# PDE - Review 1

Here are some problems to play with for the exam on Wednesday.

1. Consider the first order equation $$u_x-u_t=2x-t$$.

1. Verify that $$u(x,t)=f(2x+t)-x t$$ solves the equation sufficiently smooth function $$f$$.

2. Use part (a) to solve the initial value problem $$u_x-u_t=2x-t$$ subject to $$u(x,0)=e^{2x}$$.

2. Express the first order equation $$u_x-u_y=u+x y$$ in terms of the new variables $$\xi =2x+y$$ and $$\psi =x-2y$$.

3. A string of length one is held tightly at either end, making a straight line from $$x=0$$ to $$x=1$$. At time $$t=0$$, we slap the string imparting an initial velocity of $$v(x)=-\sin (x)$$ at each point $$x$$ along the string. Write down a PDE description of the subsequent motion of the string, assuming that the density and tightness yield a string constant of $$c=1$$.

4. The initial temperature of a bar of length one and diffusivity one is set to $$u_0(x)=\sqrt{x}$$. The left end held temperature zero and the right end point is set to $$t/(1+t)$$.

1. Write down a PDE description of this problem.

2. Are the boundary conditions consistent with the initial condition?

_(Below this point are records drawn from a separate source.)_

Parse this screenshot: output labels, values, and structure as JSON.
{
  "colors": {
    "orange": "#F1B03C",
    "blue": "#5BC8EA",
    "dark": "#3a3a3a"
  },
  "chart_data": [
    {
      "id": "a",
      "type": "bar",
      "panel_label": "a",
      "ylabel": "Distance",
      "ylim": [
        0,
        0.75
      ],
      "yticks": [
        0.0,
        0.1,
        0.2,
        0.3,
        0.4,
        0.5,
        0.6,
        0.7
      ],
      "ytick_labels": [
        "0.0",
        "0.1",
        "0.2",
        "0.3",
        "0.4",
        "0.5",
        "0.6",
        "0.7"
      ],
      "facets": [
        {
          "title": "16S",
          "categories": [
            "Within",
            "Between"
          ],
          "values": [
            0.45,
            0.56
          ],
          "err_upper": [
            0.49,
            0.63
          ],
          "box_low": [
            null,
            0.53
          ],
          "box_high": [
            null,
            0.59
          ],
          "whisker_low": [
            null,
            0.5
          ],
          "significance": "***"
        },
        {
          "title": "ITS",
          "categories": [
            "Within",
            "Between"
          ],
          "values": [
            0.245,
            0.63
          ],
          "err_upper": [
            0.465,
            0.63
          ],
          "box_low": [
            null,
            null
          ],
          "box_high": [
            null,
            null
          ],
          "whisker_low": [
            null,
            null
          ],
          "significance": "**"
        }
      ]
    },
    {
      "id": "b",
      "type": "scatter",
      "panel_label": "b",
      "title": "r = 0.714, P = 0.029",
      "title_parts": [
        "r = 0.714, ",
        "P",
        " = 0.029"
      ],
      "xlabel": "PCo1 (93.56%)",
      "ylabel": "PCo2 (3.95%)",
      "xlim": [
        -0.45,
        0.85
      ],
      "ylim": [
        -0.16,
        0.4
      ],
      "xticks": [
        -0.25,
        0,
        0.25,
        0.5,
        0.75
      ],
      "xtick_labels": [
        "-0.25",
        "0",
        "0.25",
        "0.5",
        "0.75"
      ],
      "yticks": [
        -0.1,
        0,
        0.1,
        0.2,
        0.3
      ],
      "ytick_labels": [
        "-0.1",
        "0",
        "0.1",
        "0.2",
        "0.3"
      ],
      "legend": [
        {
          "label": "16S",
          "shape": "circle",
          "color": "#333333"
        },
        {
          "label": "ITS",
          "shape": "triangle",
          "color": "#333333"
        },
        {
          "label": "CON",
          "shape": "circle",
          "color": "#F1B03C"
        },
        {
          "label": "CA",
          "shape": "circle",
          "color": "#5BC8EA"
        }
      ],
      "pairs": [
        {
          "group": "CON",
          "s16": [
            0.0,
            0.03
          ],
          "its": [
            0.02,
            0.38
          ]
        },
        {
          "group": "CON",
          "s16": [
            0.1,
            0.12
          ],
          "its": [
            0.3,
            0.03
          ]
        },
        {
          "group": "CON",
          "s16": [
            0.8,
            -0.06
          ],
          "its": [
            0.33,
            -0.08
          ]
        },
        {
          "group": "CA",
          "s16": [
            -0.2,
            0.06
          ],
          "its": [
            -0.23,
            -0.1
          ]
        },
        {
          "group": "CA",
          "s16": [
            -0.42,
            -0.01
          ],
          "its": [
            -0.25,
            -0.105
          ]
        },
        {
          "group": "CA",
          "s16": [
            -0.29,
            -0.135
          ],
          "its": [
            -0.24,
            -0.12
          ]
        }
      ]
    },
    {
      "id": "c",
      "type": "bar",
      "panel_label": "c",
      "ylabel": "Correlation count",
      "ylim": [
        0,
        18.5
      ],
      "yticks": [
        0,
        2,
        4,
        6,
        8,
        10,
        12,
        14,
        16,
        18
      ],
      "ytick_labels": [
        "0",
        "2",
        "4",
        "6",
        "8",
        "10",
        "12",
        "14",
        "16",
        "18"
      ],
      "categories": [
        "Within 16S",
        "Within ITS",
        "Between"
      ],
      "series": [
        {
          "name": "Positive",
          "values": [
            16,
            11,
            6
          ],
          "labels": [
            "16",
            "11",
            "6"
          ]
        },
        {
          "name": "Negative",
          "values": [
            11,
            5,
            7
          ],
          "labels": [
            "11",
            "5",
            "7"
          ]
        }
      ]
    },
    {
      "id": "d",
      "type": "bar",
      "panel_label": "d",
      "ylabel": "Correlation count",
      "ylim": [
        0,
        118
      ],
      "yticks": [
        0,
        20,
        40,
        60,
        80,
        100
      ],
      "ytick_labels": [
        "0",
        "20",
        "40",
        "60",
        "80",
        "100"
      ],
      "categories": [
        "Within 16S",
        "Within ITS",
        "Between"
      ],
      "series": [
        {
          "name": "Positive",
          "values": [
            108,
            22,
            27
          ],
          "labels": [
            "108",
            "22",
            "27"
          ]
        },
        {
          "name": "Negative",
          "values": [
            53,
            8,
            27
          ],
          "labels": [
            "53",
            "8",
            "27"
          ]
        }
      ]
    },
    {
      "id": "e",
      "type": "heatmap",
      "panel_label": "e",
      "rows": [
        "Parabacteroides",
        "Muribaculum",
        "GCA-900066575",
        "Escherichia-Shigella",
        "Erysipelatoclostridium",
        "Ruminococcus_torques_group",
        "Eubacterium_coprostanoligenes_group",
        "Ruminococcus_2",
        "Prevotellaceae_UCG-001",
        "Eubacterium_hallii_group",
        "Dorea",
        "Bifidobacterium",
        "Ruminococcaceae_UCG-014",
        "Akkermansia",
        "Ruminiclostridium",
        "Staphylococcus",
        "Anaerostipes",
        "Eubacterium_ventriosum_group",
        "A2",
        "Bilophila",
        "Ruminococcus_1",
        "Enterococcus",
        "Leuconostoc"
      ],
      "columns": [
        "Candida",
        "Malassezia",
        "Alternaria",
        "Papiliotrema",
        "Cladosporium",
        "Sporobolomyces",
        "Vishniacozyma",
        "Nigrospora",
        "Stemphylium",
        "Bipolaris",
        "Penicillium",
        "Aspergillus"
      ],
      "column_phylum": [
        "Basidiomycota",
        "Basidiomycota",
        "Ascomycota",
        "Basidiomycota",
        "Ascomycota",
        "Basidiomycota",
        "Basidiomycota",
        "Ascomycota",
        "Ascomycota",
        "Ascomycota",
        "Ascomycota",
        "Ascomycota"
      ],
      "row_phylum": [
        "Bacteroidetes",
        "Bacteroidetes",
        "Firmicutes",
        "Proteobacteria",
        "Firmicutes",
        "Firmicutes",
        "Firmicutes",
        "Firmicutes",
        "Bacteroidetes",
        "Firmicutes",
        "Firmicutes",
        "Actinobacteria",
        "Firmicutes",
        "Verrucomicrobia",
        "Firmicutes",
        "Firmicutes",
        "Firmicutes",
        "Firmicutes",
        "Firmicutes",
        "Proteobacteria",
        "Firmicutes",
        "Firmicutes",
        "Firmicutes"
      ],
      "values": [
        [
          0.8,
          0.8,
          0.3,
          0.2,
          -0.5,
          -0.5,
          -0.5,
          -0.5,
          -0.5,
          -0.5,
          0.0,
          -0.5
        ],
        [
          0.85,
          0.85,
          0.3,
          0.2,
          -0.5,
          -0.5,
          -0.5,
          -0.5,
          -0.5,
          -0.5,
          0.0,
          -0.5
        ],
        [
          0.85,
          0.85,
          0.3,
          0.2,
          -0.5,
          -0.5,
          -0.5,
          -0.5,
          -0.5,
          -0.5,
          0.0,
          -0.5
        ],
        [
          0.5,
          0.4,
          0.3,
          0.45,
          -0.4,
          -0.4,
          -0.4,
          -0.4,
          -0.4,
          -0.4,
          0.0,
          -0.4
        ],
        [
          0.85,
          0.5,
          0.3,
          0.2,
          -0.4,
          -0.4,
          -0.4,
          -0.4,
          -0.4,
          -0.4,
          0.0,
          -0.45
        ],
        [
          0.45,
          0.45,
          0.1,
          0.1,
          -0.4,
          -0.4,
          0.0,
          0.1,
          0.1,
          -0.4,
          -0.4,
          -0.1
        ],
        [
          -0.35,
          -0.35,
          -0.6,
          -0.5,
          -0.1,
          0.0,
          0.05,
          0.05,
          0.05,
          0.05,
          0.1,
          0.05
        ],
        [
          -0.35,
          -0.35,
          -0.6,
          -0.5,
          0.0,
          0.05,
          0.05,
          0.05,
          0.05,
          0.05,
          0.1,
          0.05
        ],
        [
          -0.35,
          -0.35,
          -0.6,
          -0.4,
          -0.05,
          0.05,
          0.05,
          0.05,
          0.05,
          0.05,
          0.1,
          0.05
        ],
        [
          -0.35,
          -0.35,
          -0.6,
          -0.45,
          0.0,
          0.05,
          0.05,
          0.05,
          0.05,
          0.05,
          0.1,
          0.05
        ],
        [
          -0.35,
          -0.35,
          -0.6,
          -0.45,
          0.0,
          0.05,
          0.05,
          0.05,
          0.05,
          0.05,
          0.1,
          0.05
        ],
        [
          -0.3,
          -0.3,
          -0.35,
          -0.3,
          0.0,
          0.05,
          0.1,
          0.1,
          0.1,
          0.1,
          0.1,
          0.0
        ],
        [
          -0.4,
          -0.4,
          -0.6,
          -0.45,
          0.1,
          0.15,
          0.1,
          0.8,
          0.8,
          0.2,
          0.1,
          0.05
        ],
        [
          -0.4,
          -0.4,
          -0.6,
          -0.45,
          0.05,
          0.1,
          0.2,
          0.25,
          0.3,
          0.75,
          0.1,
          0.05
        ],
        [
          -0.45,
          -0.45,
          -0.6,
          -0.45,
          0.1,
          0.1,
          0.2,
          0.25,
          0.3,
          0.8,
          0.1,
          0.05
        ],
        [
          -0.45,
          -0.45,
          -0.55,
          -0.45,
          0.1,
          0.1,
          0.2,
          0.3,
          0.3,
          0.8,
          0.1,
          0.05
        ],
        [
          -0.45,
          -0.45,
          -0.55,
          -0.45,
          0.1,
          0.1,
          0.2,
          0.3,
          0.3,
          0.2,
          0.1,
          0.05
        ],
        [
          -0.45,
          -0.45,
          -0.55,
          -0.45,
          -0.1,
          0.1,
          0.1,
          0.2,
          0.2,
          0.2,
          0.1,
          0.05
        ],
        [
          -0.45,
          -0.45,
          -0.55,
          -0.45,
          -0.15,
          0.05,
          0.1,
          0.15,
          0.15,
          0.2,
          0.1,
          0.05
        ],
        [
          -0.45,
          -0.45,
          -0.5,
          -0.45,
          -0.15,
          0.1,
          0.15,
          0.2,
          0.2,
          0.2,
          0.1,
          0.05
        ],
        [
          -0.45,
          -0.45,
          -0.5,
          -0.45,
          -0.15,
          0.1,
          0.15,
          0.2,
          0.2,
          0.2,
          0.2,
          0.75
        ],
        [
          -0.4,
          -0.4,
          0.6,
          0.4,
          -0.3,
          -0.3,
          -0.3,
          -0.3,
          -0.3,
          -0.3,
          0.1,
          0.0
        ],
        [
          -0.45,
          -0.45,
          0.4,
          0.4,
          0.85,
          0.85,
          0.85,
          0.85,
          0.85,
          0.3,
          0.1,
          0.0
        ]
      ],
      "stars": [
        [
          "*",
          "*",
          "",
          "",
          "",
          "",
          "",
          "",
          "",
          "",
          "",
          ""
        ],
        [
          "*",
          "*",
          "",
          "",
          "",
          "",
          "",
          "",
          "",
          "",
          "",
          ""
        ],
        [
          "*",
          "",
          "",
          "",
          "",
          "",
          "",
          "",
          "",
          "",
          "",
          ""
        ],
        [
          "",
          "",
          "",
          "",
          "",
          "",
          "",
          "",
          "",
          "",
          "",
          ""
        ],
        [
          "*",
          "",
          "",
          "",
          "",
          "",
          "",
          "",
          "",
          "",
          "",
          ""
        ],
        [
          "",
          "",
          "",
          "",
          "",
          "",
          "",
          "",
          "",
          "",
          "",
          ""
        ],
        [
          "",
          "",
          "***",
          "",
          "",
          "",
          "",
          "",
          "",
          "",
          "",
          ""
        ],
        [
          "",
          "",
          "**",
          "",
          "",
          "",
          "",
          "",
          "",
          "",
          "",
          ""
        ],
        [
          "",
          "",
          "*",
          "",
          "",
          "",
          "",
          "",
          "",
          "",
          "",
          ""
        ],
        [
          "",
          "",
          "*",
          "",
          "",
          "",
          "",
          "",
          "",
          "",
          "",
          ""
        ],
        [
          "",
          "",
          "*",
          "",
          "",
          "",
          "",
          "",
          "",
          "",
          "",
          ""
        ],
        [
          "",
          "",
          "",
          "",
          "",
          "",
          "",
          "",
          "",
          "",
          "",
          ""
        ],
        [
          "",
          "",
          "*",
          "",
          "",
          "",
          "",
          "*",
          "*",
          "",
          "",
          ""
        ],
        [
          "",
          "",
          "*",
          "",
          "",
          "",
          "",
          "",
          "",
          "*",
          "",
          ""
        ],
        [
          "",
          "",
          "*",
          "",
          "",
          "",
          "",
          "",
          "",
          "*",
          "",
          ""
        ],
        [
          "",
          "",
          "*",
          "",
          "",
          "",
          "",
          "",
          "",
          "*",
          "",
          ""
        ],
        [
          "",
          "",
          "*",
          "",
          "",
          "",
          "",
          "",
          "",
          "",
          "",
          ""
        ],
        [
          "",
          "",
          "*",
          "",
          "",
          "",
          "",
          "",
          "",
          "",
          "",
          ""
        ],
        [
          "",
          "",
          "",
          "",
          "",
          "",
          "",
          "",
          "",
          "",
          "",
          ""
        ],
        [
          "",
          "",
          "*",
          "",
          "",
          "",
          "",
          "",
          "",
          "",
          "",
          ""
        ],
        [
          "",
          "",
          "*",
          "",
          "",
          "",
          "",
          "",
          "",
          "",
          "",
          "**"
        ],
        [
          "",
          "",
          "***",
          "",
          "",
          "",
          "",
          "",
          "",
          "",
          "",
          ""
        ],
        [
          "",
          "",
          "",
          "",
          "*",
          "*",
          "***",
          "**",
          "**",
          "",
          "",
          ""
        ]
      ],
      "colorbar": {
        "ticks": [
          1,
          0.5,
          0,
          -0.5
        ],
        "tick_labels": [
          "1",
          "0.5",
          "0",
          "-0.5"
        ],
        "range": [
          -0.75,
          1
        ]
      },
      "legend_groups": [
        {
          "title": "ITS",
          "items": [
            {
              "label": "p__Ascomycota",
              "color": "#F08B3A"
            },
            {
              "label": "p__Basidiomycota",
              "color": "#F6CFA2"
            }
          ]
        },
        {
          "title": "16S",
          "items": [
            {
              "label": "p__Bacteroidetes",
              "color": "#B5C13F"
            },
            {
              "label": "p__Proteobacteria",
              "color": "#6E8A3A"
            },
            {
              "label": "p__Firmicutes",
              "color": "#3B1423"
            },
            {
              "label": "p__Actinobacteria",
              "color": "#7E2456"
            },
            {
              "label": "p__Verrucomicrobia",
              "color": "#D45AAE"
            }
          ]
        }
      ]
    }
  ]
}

3. Sketch the solution $$u(x,t)$$ as a function of $$x$$ for $$t=0$$, $$t=0.01$$, $$t=0.1$$, and $$t=10^{10}$$.

5. Consider the equation $$2u_{x x}+u_{x y}+2u_{y y}+4u_xu_y+2u=2$$.

1. Is this equation linear or non-linear?

2. Is this equation quasi-linear?

3. Is this equation parabolic, hyperbolic, or elliptic?

6. Solve the heat problem $$u_{t} = 2u_{xx}$$ on $$\mathbb R$$ subject to $u(x,0) = \begin{cases} 1-x^2 & |x| < 1 \\ 0 & |x| > 1. \end{cases}$

7. We consider a heat conduction problem on the rectangle $$-2\leq x\leq 2$$, $$-1\leq y\leq 1$$. The initial temperature distribution is identically zero throughout. At time $$t=0$$, the temperature of the vertices are instantly set to either $$1$$ or $$-1$$ and the edges are either insulated or held at the constant temperature obtained via linear interpolation as indicated in Figure 1. Write down a PDE description of this problem.

Note: The shading in the figure illustrates the ultimate steady state temperature distribution. The problem is dynamic, however, so your solution will involve $$t$$.